İstediği her kadını kolaylıkla baştan çıkaran Lucifer'ın,
Bu işkolik ve vakur kadın fena halde kafasını kurcalamaya başlar.
Süper güçlere sahip Lucifer son derece karizmatik, zeki ve espirilidir.
Sırtından kanatları çıkar, gözlerinden ateşler saçar.
Uykusuzluğa dayanıklı ve kendisini onarabilen bir bünyeye sahiptir.
Neticede o bir ölümsüzdür...
Ancak burada ince bir mesaj gizlidir.
Aşk insanı aciz kılar ya!
Lucifer de aşık olduğu kadın yanındayken güç kaybına uğrar.
Yaralanabilir, ölebilir bir duruma düşer...
Chloe ile de karşılaşmasının da bir tesadüf olmadığını,
Bu işte babasının bir parmağı olduğunu anlar.
Lucifer'ın en zayıf yanı yaradılışından kaynaklanan kibridir.

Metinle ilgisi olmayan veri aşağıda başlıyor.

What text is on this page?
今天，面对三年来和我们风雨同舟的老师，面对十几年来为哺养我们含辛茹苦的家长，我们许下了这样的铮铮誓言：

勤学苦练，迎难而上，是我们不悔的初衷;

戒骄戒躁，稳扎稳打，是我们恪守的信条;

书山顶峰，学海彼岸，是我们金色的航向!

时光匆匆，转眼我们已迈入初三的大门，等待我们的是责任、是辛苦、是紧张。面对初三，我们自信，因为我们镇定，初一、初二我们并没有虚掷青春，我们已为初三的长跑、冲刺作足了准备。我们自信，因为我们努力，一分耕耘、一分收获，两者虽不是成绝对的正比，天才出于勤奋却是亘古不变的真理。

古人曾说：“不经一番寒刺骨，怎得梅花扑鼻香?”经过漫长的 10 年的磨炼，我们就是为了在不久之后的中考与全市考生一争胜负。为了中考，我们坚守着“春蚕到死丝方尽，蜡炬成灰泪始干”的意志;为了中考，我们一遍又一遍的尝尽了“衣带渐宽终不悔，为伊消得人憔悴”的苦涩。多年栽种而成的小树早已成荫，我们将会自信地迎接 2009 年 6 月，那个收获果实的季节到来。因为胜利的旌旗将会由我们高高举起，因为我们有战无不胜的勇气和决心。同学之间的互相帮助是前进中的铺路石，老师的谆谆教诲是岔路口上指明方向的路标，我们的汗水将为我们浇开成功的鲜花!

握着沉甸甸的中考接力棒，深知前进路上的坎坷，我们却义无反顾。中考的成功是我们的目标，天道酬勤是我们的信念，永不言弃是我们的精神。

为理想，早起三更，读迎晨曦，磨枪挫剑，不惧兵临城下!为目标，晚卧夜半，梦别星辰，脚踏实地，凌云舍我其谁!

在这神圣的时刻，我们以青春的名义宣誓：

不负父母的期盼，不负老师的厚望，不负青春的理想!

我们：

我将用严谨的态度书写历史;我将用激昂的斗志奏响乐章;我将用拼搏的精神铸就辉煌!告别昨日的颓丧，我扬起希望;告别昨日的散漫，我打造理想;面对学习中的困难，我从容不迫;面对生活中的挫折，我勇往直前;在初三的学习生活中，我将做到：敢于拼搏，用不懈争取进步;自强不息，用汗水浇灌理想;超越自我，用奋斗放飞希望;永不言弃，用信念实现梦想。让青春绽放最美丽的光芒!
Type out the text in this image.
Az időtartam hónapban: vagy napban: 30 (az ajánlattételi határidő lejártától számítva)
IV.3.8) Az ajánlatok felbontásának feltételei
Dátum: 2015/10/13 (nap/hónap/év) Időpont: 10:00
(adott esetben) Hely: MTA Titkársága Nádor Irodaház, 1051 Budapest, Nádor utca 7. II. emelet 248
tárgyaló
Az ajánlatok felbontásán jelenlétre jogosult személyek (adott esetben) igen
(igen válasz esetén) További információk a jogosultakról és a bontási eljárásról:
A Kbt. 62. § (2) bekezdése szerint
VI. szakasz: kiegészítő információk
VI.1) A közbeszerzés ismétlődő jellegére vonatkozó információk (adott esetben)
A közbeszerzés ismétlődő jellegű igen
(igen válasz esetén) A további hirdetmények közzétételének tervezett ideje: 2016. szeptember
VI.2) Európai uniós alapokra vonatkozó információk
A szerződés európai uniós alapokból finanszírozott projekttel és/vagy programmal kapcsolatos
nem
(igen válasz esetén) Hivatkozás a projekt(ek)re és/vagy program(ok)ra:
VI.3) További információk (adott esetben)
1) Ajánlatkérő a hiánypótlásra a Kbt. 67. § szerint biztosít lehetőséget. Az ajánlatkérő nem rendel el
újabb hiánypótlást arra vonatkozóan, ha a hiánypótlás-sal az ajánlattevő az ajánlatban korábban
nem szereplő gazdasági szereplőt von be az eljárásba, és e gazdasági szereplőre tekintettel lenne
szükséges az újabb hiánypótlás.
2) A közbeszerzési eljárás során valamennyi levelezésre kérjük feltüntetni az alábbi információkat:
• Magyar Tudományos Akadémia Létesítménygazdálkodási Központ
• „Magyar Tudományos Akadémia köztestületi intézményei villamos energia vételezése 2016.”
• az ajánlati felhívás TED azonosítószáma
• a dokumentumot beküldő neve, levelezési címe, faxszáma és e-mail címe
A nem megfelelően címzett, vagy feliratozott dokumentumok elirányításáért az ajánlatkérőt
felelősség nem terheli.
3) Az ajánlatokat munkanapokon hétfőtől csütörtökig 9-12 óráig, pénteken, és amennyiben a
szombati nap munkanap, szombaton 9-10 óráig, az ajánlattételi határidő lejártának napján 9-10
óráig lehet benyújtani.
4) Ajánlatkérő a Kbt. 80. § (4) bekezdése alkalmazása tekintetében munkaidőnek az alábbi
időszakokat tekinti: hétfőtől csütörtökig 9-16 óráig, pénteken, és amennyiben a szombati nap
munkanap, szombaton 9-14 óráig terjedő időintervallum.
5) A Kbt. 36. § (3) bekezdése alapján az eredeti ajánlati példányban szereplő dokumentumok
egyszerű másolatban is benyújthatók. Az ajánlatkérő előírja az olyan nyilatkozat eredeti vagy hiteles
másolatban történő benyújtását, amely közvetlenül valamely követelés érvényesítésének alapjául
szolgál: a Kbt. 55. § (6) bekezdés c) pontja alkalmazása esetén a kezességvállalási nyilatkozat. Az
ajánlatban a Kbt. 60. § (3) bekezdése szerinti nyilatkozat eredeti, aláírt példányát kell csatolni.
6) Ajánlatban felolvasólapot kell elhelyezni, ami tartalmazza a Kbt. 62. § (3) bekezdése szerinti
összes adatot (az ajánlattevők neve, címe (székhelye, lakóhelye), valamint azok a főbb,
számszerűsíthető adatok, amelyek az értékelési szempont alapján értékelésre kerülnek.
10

Özgür iradeye sahip olduğundan Tanrı buyruklarına karşı çıkar.
Ancak son derece ilkelidir.
Kendine özgü ahlak kuralları vardır ve bunlardan asla taviz vermez.
Başlıca Lucifer yasaları şunlardır;
- Lucifer asla yalan söylemez,
- Daima verdiği sözü tutar,
- Hatasını düzeltmek için zamanda geri gitmek yerine yüzleşmek ister.
- Genelde kaba kuvvet yerine zekasını ve iradesini kullanmayı tercih eder,
- Her olaya anında müdahale etmez işlerin nasıl yürüdüğünü izlemeyi sever.
Başından beri şeytan olduğunu saklamaz ama kimseyi de inandıramaz.
Sevdiği kadın onun saçmaladığını sanırken,
Terapisti de bir tür şizofreni vakası olduğunu düşünür.
Bana göre dizinin en çarpıcı sahnesi şeytanın terapi koltuğuna oturmasıdır.
Bu müthiş bir ironidir!
Çünkü;
Akıl, vicdan ve irade sahibi olan insan her eyleminden sorumludur.
Ancak insan kendi sorumluluğunu tanrıya havale ederken,
Bütün hata ve günahlarını da tutup şeytana yükler;
"Beni şeytan baştan çıkardı! Beni şeytan ayarttı"
Böylece şeytan üzerinden kendisini temize çekmeye kalkışır
Şeytan insanın bu ahlaksız tavrına şiddetle karşı çıkar
Ve hararetle kendini savunur;
"Hayır! Gerçek suçlu ben değilim, kendileri!
Ben sadece onların içlerinde ne varsa onu dışarı çıkarıyorum."
Şeytan yerden göğe haklıdır.
O insanı en zayıf noktasından yakalar, ters yüz edip bırakır...
Tanrıyla da, şeytanla da pazarlığa tutuşan mayası bozuk insandır!
Bir Netflix izleyicisi olarak pek çok dizi izledim.
Bazılarını beğendim bazılarını beğenmedim.
Bazılarını da yarım bıraktım...
Bir tek Lucifer'ı baştan sona ilgiyle izledim.
Hafif bir polisiye ve metafor seven biri olarak,
Bu dizi bende "köpüklü şampanya ve çilekli pasta" etkisi yaptı.
Öyle ki beş sezondan sonra 6. sezonu iple çekiyorum.
Lucifer dizisinde şeytanın karanlık yanına nazaran,
Sevimli ve çekici yanının daha fazla parlatıldığı bir gerçek
Ancak inceden inceye verilen mesajları kaçırmamak gerekiyor.
Hayatta başarılması en zor olan şeylerden birisi;
"Kendimiz olabilmektir"
En derindeki özümüze ulaşabilmek için,
Taktığımız sayısız maskeleri çıkarmak,
İçimizin katmalarına gizlenen sayısız benlikle yüzleşmek gerekir
Ardından da sadeleşmek ...
Bilirsiniz
Karşı konulmaz cazibesi olanlar için kullanılan bir tabir vardır.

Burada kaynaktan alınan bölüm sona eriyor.